If only a mass exodus to Rome would leave a purified and strengthened church, but I'm afraid it will only leave a more determinedly liberal one.

Brothers and sisters - please, pray for England and Scotland


----------



## DMcFadden (Oct 25, 2009)

The Wall Street Journal's front-page story called it "one of Rome's most sweeping gestures to a Protestant church since the Reformation."

The part that confuses me is: "These Anglicans who want to enter in full communion with the Roman Catholic Church, want to bring with them one of their spiritual treasures, and that's completely understandable," Massa said. "It would exist alongside the Catholic Mass as an equally valid expression of Christian worship."

How can the Roman CATHOLIC church maintain that the Mass is essential and then allow the Anglican rites to exist "alongside the Catholic Mass as an *equally valid *expression of Christian worship"????????????

I have never claimed to understand the papacy or the church of King Henry's divorce snafu, but this is really confusing. But, given Rowan Williams' overtures to non-Christian religions such as Islam, how could the Anglicans of today make a *principled* rejection to this overture? Afterall, if they get to keep all the "best parts" of their Anglican faith and practice and can still call themselves part of the universal church, what possible objection could they make to it? Considering the omnipresent ecumania of liberal protestantism, this *should* be a dream come true. Oh, you mean that preservation of political power and the perks of office might keep religious leaders of no particular biblical/theological scruples from uniting the way they have been harping on all of us to do for decades?  Hmmmm.


----------



## LeeJUk (Oct 25, 2009)

As I myself am in a state church that is largely liberal I can understand why traditional anglicans would have the desire to go to rome. The portrayed image of rome is one of stability and protection from liberalism creeping in and anglicans at the end of the day will be suffering in their denomination, like I and many other evangelicals suffer in the CofS. This will be extremely tempting for them.


----------



## JennyG (Oct 25, 2009)

LeeJUk said:


> As I myself am in a state church that is largely liberal I can understand why traditional anglicans would have the desire to go to rome. The portrayed image of rome is one of stability and protection from liberalism creeping in and anglicans at the end of the day will be suffering in their denomination, like I and many other evangelicals suffer in the CofS. This will be extremely tempting for them.

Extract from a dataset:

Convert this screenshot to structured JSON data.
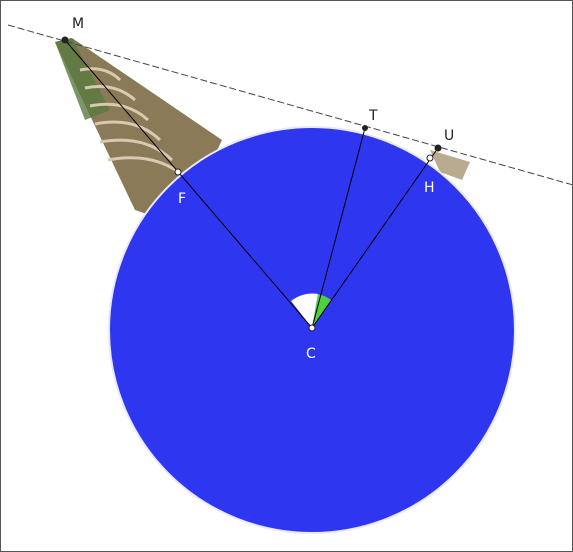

well, except that the only ones who will consider going are catholics already, in all but the "roman" part. I never understood quite how the Forward in Faith bunch (and anglo-catholics in general) managed to tell themselves there was a serious point to being catholic _but not roman_. I agree, it's a hard road for evangelicals in the church, but if they go anywhere it won 't be to rome!


----------



## Philip (Oct 25, 2009)

> How can the Roman CATHOLIC church maintain that the Mass is essential and then allow the Anglican rites to exist "alongside the Catholic Mass as an equally valid expression of Christian worship"????????????



Because the Anglo-Catholic liturgy is a form of the mass, just as the Eastern Orthodox rite is. This would just be a valid variant on the Latin Rite, like the Tridentine service. 



> Oh, you mean that preservation of political power and the perks of office might keep religious leaders of no particular biblical/theological scruples from uniting the way they have been harping on all of us to do for decades? Hmmmm.



That and the fact that the Church of Rome, for all its false doctrine, teaches truth when it comes to female clergy and sodomy. They can't submit to something that isn't politically correct.



> well, except that the only ones who will consider going are catholics already, in all but the "roman" part. I never understood quite how the Forward in Faith bunch (and anglo-catholics in general) managed to tell themselves there was a serious point to being catholic but not roman.



It's similar to the way that Old Catholics in Germany and the Netherlands are able to be Catholic--they simply deny the authority of the Pope.

If only they understood that Reformed doctrine is more catholic than any of this popery.


----------



## historyb (Oct 27, 2009)

> *Church of Rome reaches out to disaffected Anglicans*



Sounds like a good idea


----------



## yeutter (Oct 27, 2009)

JennyG said:


> ....well, except that the only ones who will consider going are catholics already, in all but the "roman" part. I never understood quite how the Forward in Faith bunch (and anglo-catholics in general) managed to tell themselves there was a serious point to being catholic _but not roman_. I agree, it's a hard road for evangelicals in the church, but if they go anywhere it won 't be to rome!


Many of the Forward in Faith crowd and many other Anglo Catholics can not swim the Tiber because they are not in tune with Vatican 1 on the Immaculate Conception of the Virgin Mary and Papal Infallibility. Some could go over to the Orthodox Church much more easily then they could the Roman Church


----------